Ministro francese si dimette, ecco cos’avrebbe fatto De Rugy con la moglie

Troppo forti erano le polemiche che gli sono piovute addosso dopo la pubblicazione di alcune foto che lo ritraevano mentre banchettava con parenti e amici a base di aragoste e champage nella sede di rappresentanza del presidente della Camera ai tempi in cui ancora alla guida dell'Assemblea Nazionale di Parigi.

Il ministro francese De Rugy durante l'annuncio delle sue dimissioni ha anche riferito di aver denunciato per diffamazione il sito d'inchiesta Mediapart. Rugy ha sottolineato di 'tenere troppo all'ecologia per accettare che la nostra azione ecologica sia indebolita da accuse personali incessanti', spiegando che 'le azioni necessarie per difendermi mi impediscono di assumere serenamente ed efficacemente la missione che mi hanno affidato il Presidente della Repubblica e il Primo ministro'.

Bollate come "menzogne" anche le indiscrezioni del quotidiano Le Parisien, secondo cui la consorte avrebbe acquistato con i soldi del parlamento un asciugacapelli intarsiato con foglie d'oro alla modica cifra di 499 euro. Di fronte al nuovo affaire che coinvolge la compagine macroniana, il premier, dopo tre giorni di acque agitate, ha ordinato un'indagine sui fatti contestati al ministro, che per ora resta al suo posto: "Non c'è ragione di dimettermi".

Ma nel Paese segnato dalle proteste dei gilet gialli sul potere d'acquisto, le rassicurazioni non sono bastate a placare la rabbia suscitata da quell'infilata di crostacei giganti a spese del contribuente.

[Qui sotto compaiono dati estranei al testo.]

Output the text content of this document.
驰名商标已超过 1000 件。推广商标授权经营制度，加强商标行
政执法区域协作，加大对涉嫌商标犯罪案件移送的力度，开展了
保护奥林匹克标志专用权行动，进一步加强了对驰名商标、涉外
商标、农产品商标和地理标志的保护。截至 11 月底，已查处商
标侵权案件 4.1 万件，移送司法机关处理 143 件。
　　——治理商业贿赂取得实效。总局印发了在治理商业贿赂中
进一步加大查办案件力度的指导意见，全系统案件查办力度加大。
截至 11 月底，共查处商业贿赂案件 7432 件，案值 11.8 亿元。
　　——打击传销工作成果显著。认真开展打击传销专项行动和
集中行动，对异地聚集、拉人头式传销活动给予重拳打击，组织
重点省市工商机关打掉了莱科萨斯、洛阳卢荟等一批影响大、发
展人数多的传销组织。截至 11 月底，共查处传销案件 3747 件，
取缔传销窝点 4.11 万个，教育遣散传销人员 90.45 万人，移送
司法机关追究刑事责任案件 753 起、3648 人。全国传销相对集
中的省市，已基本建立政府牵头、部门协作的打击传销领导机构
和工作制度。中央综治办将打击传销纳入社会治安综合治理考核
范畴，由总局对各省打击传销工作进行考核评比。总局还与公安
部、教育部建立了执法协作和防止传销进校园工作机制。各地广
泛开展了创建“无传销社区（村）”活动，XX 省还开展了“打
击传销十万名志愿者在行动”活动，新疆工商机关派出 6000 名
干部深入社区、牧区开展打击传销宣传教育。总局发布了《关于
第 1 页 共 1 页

De Rugy si è difeso dicendo di essere vittima di un "linciaggio mediatico" ma ha preferito rassegnare le dimissioni per chiarire meglio la sua posizione e non coinvolgere il Governo in questa situazione. La pressione si stava facendo sempre più insostenibile, incluso tra i banchi della maggioranza En Marche, dove in diversi non hanno nascosto la loro irritazione per pratiche considerate da vecchio mondo.